According to Schneider Electric, in a statement, the recognition celebrates its breakthrough medium-voltage switchgear technology, AirSeT, which plays a key role in reducing greenhouse gas emissions across electrical distribution systems.
“The technology replaces sulphur hexafluoride (SF₆) — a gas with 24,300 times the global warming potential of carbon dioxide — with pure air and vacuum technology, effectively eliminating one of the most significant contributors to Scope 3 emissions in electrical infrastructure,” the statement read.

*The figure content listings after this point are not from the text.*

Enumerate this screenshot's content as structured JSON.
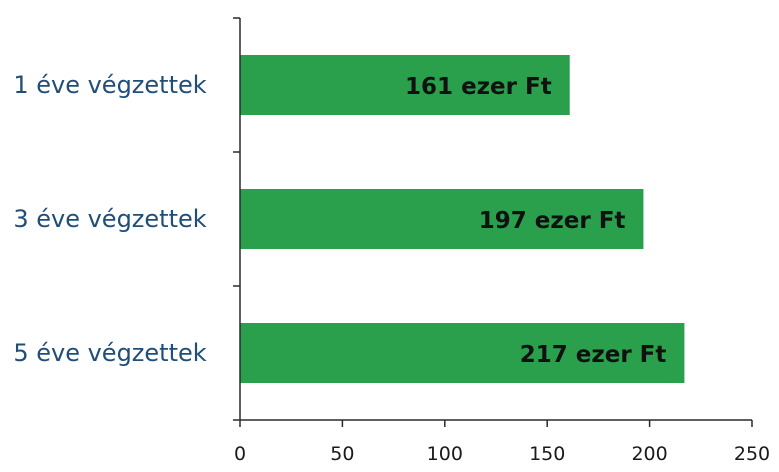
{
  "chart_data": {
    "type": "bar",
    "orientation": "horizontal",
    "categories": [
      "1 éve végzettek",
      "3 éve végzettek",
      "5 éve végzettek"
    ],
    "values": [
      161,
      197,
      217
    ],
    "data_labels": [
      "161 ezer Ft",
      "197 ezer Ft",
      "217 ezer Ft"
    ],
    "xlim": [
      0,
      250
    ],
    "xticks": [
      "0",
      "50",
      "100",
      "150",
      "200",
      "250"
    ],
    "title": "",
    "xlabel": "",
    "ylabel": "",
    "grid": false,
    "bar_color": "#2aa04d"
  }
}
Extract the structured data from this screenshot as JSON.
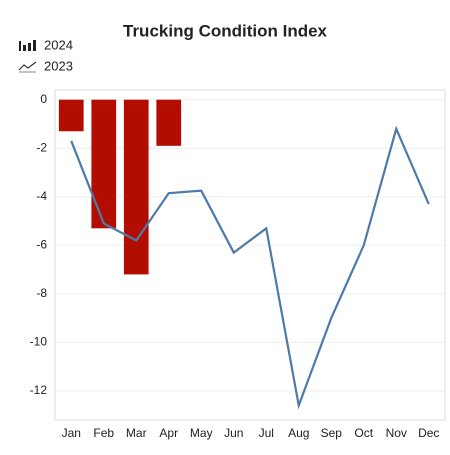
{
  "chart_data": {
    "type": "bar",
    "title": "Trucking Condition Index",
    "categories": [
      "Jan",
      "Feb",
      "Mar",
      "Apr",
      "May",
      "Jun",
      "Jul",
      "Aug",
      "Sep",
      "Oct",
      "Nov",
      "Dec"
    ],
    "series": [
      {
        "name": "2024",
        "type": "bar",
        "color": "#b30c00",
        "values": [
          -1.3,
          -5.3,
          -7.2,
          -1.9,
          null,
          null,
          null,
          null,
          null,
          null,
          null,
          null
        ]
      },
      {
        "name": "2023",
        "type": "line",
        "color": "#4f7aa8",
        "values": [
          -1.7,
          -5.1,
          -5.8,
          -3.85,
          -3.75,
          -6.3,
          -5.3,
          -12.6,
          -9.0,
          -6.0,
          -1.2,
          -4.3
        ]
      }
    ],
    "ylim": [
      -13.2,
      0.4
    ],
    "yticks": [
      0,
      -2,
      -4,
      -6,
      -8,
      -10,
      -12
    ],
    "grid": true
  }
}
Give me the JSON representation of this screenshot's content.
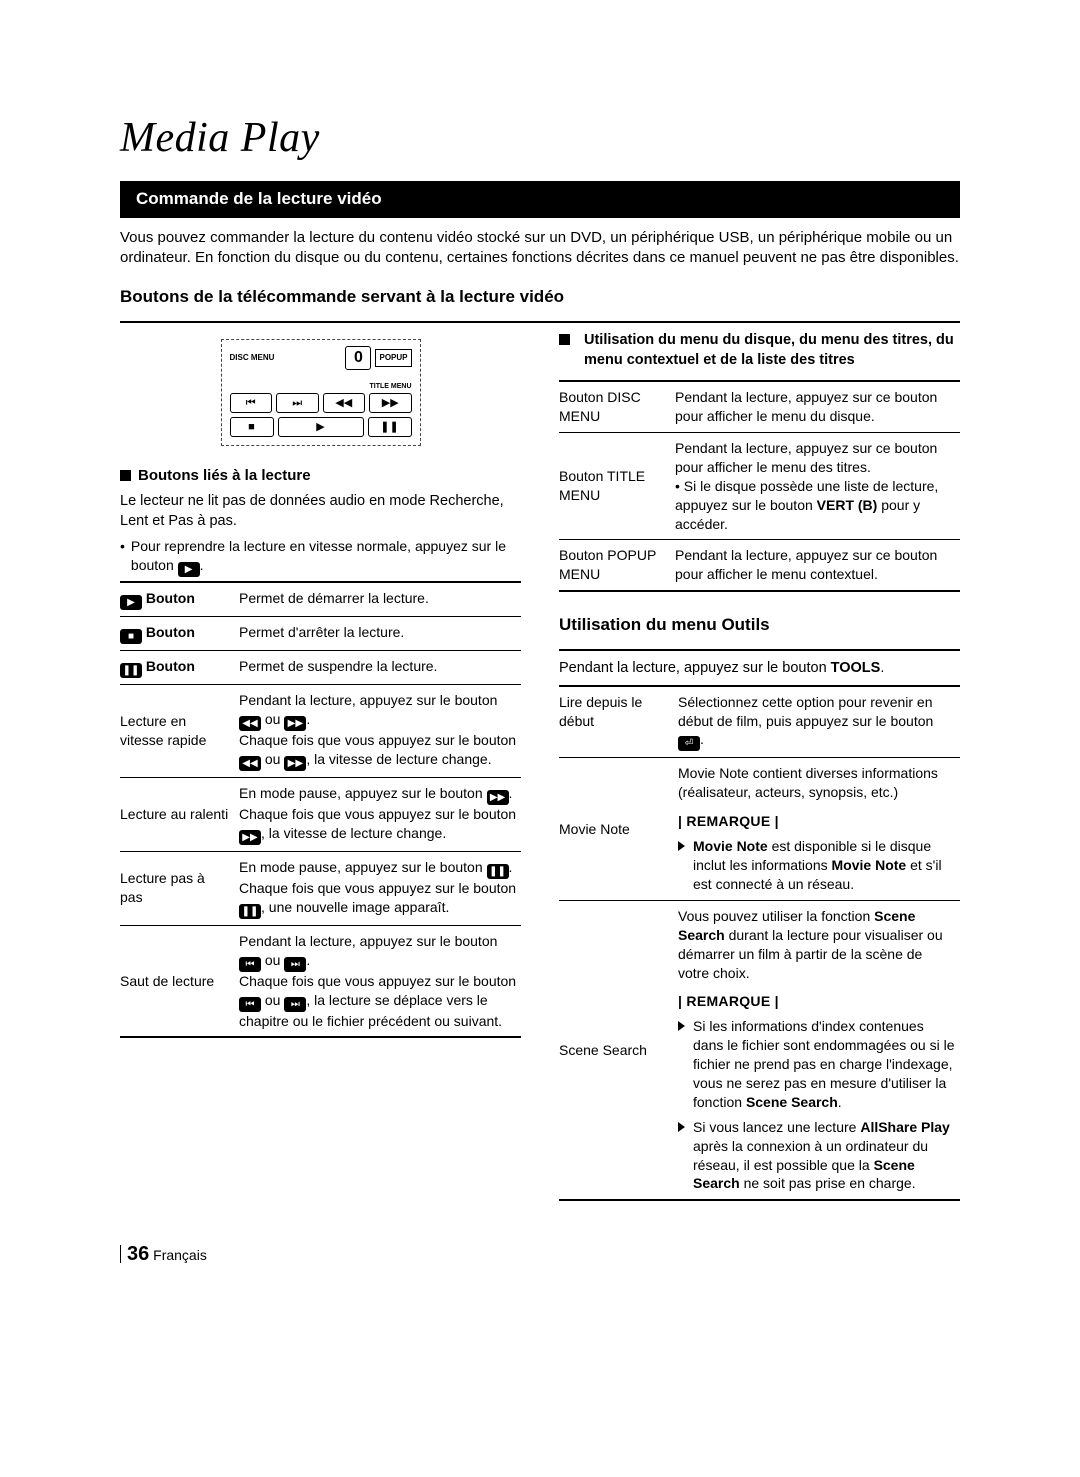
{
  "page_title": "Media Play",
  "section_bar": "Commande de la lecture vidéo",
  "intro": "Vous pouvez commander la lecture du contenu vidéo stocké sur un DVD, un périphérique USB, un périphérique mobile ou un ordinateur. En fonction du disque ou du contenu, certaines fonctions décrites dans ce manuel peuvent ne pas être disponibles.",
  "subheading": "Boutons de la télécommande servant à la lecture vidéo",
  "remote": {
    "disc_menu": "DISC MENU",
    "title_menu": "TITLE MENU",
    "popup": "POPUP",
    "disp": "0",
    "row2": [
      "⏮",
      "⏭",
      "◀◀",
      "▶▶"
    ],
    "row3": [
      "■",
      "▶",
      "❚❚"
    ]
  },
  "left": {
    "sub1": "Boutons liés à la lecture",
    "p1": "Le lecteur ne lit pas de données audio en mode Recherche, Lent et Pas à pas.",
    "p2a": "Pour reprendre la lecture en vitesse normale, appuyez sur le bouton ",
    "p2b": ".",
    "table": [
      {
        "k": "Bouton",
        "icon": "▶",
        "v": "Permet de démarrer la lecture."
      },
      {
        "k": "Bouton",
        "icon": "■",
        "v": "Permet d'arrêter la lecture."
      },
      {
        "k": "Bouton",
        "icon": "❚❚",
        "v": "Permet de suspendre la lecture."
      },
      {
        "k": "Lecture en vitesse rapide",
        "v_parts": [
          "Pendant la lecture, appuyez sur le bouton ",
          {
            "icon": "◀◀"
          },
          " ou ",
          {
            "icon": "▶▶"
          },
          ".",
          "Chaque fois que vous appuyez sur le bouton ",
          {
            "icon": "◀◀"
          },
          " ou ",
          {
            "icon": "▶▶"
          },
          ", la vitesse de lecture change."
        ]
      },
      {
        "k": "Lecture au ralenti",
        "v_parts": [
          "En mode pause, appuyez sur le bouton ",
          {
            "icon": "▶▶"
          },
          ".",
          "Chaque fois que vous appuyez sur le bouton ",
          {
            "icon": "▶▶"
          },
          ", la vitesse de lecture change."
        ]
      },
      {
        "k": "Lecture pas à pas",
        "v_parts": [
          "En mode pause, appuyez sur le bouton ",
          {
            "icon": "❚❚"
          },
          ".",
          "Chaque fois que vous appuyez sur le bouton ",
          {
            "icon": "❚❚"
          },
          ", une nouvelle image apparaît."
        ]
      },
      {
        "k": "Saut de lecture",
        "v_parts": [
          "Pendant la lecture, appuyez sur le bouton ",
          {
            "icon": "⏮"
          },
          " ou ",
          {
            "icon": "⏭"
          },
          ".",
          "Chaque fois que vous appuyez sur le bouton ",
          {
            "icon": "⏮"
          },
          " ou ",
          {
            "icon": "⏭"
          },
          ", la lecture se déplace vers le chapitre ou le fichier précédent ou suivant."
        ]
      }
    ]
  },
  "right": {
    "head1": "Utilisation du menu du disque, du menu des titres, du menu contextuel et de la liste des titres",
    "table1": {
      "rows": [
        {
          "k": "Bouton DISC MENU",
          "v": "Pendant la lecture, appuyez sur ce bouton pour afficher le menu du disque."
        },
        {
          "k": "Bouton TITLE MENU",
          "v_html": "Pendant la lecture, appuyez sur ce bouton pour afficher le menu des titres.<br>• Si le disque possède une liste de lecture, appuyez sur le bouton <b>VERT (B)</b> pour y accéder."
        },
        {
          "k": "Bouton POPUP MENU",
          "v": "Pendant la lecture, appuyez sur ce bouton pour afficher le menu contextuel."
        }
      ]
    },
    "sub2": "Utilisation du menu Outils",
    "p3_a": "Pendant la lecture, appuyez sur le bouton ",
    "p3_b": "TOOLS",
    "p3_c": ".",
    "table2": {
      "r1_k": "Lire depuis le début",
      "r1_v_a": "Sélectionnez cette option pour revenir en début de film, puis appuyez sur le bouton ",
      "r1_v_b": ".",
      "r2_k": "Movie Note",
      "r2_v1": "Movie Note contient diverses informations (réalisateur, acteurs, synopsis, etc.)",
      "r2_rem": "| REMARQUE |",
      "r2_note_a": "Movie Note",
      "r2_note_b": " est disponible si le disque inclut les informations ",
      "r2_note_c": "Movie Note",
      "r2_note_d": " et s'il est connecté à un réseau.",
      "r3_k": "Scene Search",
      "r3_v1_a": "Vous pouvez utiliser la fonction ",
      "r3_v1_b": "Scene Search",
      "r3_v1_c": " durant la lecture pour visualiser ou démarrer un film à partir de la scène de votre choix.",
      "r3_rem": "| REMARQUE |",
      "r3_n1_a": "Si les informations d'index contenues dans le fichier sont endommagées ou si le fichier ne prend pas en charge l'indexage, vous ne serez pas en mesure d'utiliser la fonction ",
      "r3_n1_b": "Scene Search",
      "r3_n1_c": ".",
      "r3_n2_a": "Si vous lancez une lecture ",
      "r3_n2_b": "AllShare Play",
      "r3_n2_c": " après la connexion à un ordinateur du réseau, il est possible que la ",
      "r3_n2_d": "Scene Search",
      "r3_n2_e": " ne soit pas prise en charge."
    }
  },
  "footer": {
    "pn": "36",
    "lang": "Français"
  }
}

According to Pim Valdre, Head of Climate & Nature Economy and a member of the WEF Executive Committee, “Product design is where downstream impact often begins.
Sustainable design can deliver exponential benefits, including lowering costs, enhancing safety, ensuring regulatory compliance, and reducing emissions across the entire lifecycle.”
Schneider Electric said that AirSeT’s SF₆-free design helps customers reduce regulatory risk, improve safety, and lower long-term operational costs. Since its launch, AirSeT has helped avoid approximately 1.7 million tonnes of carbon dioxide equivalent (CO₂e) as of June 2025 — a figure verified by third-party auditors as part of the company’s Schneider Sustainability Impact programme.
The company explained that AirSeT maintains familiar operating procedures and form factors while offering native digital capabilities that enable smarter grids and AI-driven, condition-based maintenance across data centres, industrial facilities, and infrastructure networks.